If you are building an agent, start from scratch and build your own framework. This will save you more headache and wasted time down the line. one of the issues when you use someone else framework is that you miss out on learning and understanding important fundamentals about LLM's, how they work, context, etc... Also many developers don't learn the fundamentals of running LLM's locally and thus miss crucial context (giggidy) that would have helped them better understand the whole system. It seems to me that the author here came to a similar conclusion like many of us. I do want to add my own insights though that might be of use to some.

One of the things he talked about was issues with reliable tool calling by the model. I recommend he try the following approach. Have the agent perform a self calibration exercise that makes the agent use his tools at the beginning of the context. Make him perform some complex stuff. Do it many times to test for coherence and accuracy while adjusting the system prompt towards more accurate tool calls. Once the agent had performed that calibration process successfully, you "freeze" that calibration context/history by broadening the --keep n to include not just the system prompt in the rolling window but also up to the end of this calibration session. then no matter how far the context window drifts the conditioned tokens generated by that calibration session steer the agent towards proper tool use. From then on your "system prompt" includes those turns. Note that this is probably not possible on cloud based models as you don't have access to the inference engine directly. A hacky way around that is emulate the conversation turns inside the system prompt.

On the note of benchmark's. The calibration test is your benchmark from then on. When introducing new tools to the system prompt or adjusting any important variable, you must always rerun the same test to make sure the new adjustments you made don't negatively affect the system stability.

On context engineering. That is a must as a bloated history will decohere the whole system. So its important to device an automated system that compresses the context down but retains overall essence of the history. there are about a billion ways you could do this and you will need to experiment a lot. LLM's are conditioned quite heavily from their own outputs, so having the ability to remove error tool calls from the context is a big boon as now the model is less likely to repeat its same mistakes. There are trade offs though, like he said caching is a no go when going this route but you gain a lot more control and stability within the whole system if you do this right. its basically reliability vs cost here. I tend to lean towards reliability. Also i don't recommend using the whole context size of the model. Most llms perform very poorly past a specific amount and I find that using maximum of 50% of the whole context window is recommended for cohesion. Meaning that if lets say max context window is 100k tokens, treat 50k as the max limit and start compressing the history around 35k tokens. Granular and step wise system can be set up. Where the most recent context is most detailed and uncompressed but as it goes further from the current time it gets less and less detailed. Obviously you want to store the full uncompressed history for a subagent that uses rag. This allows the agent to see in detail the whole thing if it finds the need to.

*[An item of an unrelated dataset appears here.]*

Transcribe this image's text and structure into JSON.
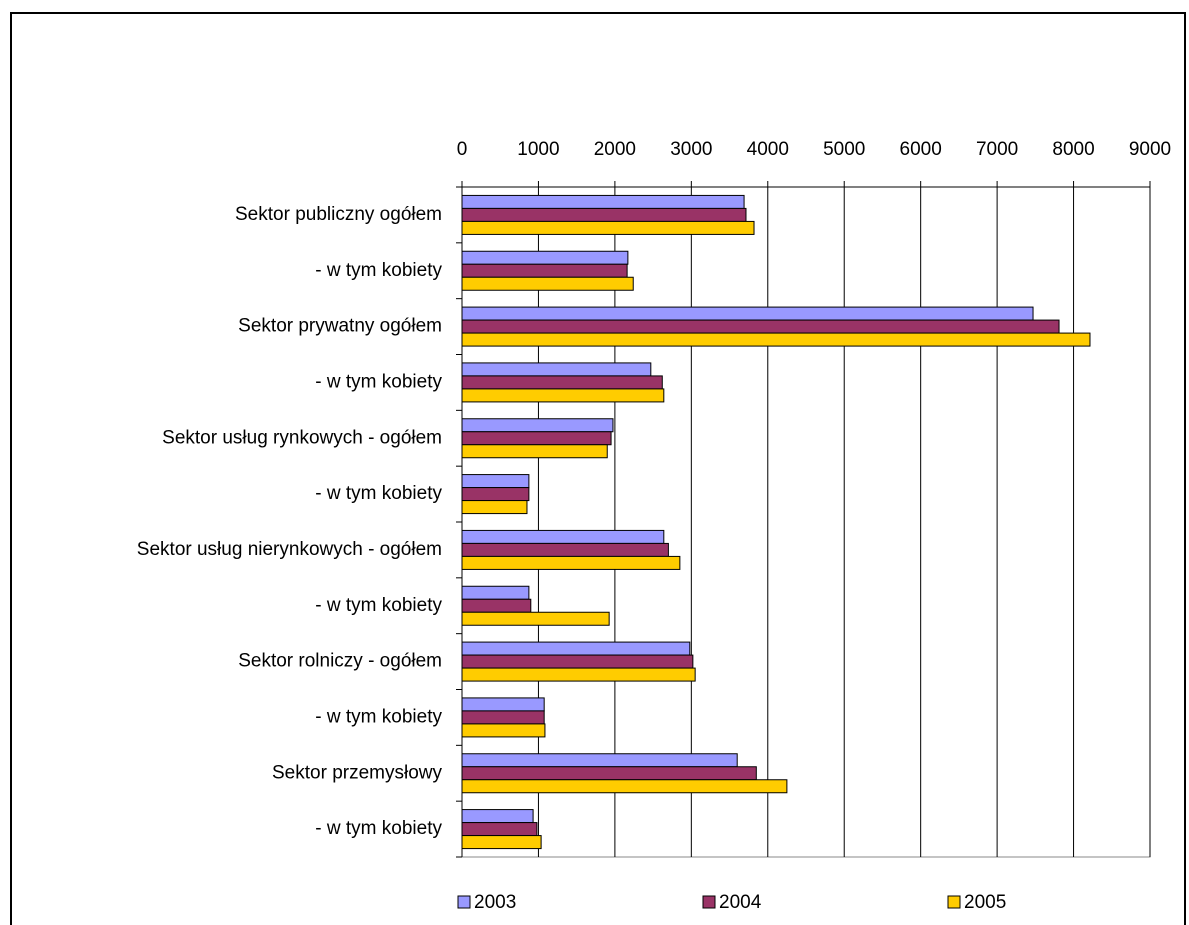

ahh also on the matter of output. I found great success with making input and output channels for my agent. there are many channels that the model is conditioned in using for specific interactions. <think> channel for cot and reasoning. <message_to_user> channel for explicit messages to user. <call_agent> channel for calling agents and interacting with them. <call_tool> for tool use. and then a few other environment and system channels that are input channels from error scripts and environment towards the agent. This channel segmentation also allows for better management of internal automated scripts, and focus the model. Oh also one important thing is the fact that you need at least 2 separate output layers. meaning you need to separate your llm outputs from what is displayed to the user. and they have their own rules they follow. what that allows you to do is display information in a very human readable way to the real human while hiding all the noise but also retaining the crucial context thats needed for the model to function appropriately.

bah anyways i rambled for long enough. good luck folks. hope this info helps someone.